Study of reionization has now experiencing a surge of new insights, but the long-standing problem ‘what reionized the universe?' still remains unsolved. Hubble observations have placed a now-commonly-held view that the intrinsically faint galaxies are responsible for driving the reionization process, but with a fundamental assumption of large escape fractions >10%. A further puzzle comes from the recent deep spectroscopy of luminous galaxies and the spatial opacity fluctuation of the intergalactic medium (IGM) at z>5.7, which suggests a possibly important role of luminous systems and active galactic nuclei (AGN). 

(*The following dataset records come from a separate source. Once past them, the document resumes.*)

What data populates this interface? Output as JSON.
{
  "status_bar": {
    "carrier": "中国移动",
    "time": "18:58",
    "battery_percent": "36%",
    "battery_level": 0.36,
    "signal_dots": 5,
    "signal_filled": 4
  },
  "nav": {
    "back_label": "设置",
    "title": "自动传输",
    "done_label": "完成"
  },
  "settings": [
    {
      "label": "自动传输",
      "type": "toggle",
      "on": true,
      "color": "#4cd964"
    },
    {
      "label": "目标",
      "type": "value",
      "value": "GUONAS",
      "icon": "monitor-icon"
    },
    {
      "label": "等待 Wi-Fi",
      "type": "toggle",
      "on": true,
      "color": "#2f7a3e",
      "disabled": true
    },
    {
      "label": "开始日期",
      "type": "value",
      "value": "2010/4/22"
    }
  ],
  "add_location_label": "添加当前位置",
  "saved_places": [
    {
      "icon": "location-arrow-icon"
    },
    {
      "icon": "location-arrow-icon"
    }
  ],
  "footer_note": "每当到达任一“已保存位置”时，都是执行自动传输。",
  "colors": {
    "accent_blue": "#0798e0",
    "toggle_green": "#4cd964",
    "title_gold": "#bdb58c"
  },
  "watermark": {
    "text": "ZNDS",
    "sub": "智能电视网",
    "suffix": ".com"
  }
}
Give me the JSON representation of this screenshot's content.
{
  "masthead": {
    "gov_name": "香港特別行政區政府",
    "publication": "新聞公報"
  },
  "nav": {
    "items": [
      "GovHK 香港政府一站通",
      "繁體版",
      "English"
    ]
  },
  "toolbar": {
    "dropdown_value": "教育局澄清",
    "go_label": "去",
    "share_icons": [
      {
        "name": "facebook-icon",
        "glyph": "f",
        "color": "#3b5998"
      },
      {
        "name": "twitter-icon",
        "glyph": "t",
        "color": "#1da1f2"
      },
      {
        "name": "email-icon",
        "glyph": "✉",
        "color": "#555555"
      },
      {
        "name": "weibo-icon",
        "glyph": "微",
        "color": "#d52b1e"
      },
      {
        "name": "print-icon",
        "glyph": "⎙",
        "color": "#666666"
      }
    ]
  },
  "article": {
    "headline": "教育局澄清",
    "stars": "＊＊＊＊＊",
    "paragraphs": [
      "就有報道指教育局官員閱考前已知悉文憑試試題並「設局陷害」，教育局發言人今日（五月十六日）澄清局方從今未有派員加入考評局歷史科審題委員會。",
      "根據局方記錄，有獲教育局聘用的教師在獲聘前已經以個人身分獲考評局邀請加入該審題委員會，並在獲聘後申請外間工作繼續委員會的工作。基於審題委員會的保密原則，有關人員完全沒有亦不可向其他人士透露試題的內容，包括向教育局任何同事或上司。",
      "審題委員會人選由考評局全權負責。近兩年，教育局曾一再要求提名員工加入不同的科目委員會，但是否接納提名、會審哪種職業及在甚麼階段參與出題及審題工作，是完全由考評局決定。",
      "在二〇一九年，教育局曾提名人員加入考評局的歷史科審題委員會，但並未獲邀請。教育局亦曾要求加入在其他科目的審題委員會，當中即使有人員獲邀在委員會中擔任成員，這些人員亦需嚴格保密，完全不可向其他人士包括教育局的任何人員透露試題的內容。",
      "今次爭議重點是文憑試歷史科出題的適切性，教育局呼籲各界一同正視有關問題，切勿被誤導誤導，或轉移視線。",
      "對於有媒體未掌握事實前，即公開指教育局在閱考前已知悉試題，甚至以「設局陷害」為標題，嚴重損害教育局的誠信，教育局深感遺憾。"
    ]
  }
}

To address these issues, we introduce a new Keck spectroscopic programme surveying z>5 Lyman-break galaxies (LBGs) around the Lyman alpha forest region of a background QSO to directly examine the spatial correlation between galaxies and physical states of the IGM. By cross-correlating the LBGs with Lyman alpha forest, the data shows a tentative statistical HI proximity effect around LBGs, and by interpreting this as arising from faint galaxies clustered around the LBGs, we derive a constraint on the population-averaged LyC escape fraction >8% at z=5.8. We also report evidence of the individual transverse proximity effect around a luminous LBG and broad Lyman alpha transmission spikes around a faint AGN. With a help of cosmological simulations, we discuss the possible origin of such associations which suggest that while faint galaxies are primarily driving reionization, luminous galaxies and AGN may provide an important contribution to the UV background and thermal fluctuations of the IGM towards the end of reionization. Although a limited sample, our results demonstrate the potential of future large spectroscopic galaxy survey in z>6 QSO fields, allowing us to gain new insights into the reionization era before the arrival of JWST, ELT, and SKA.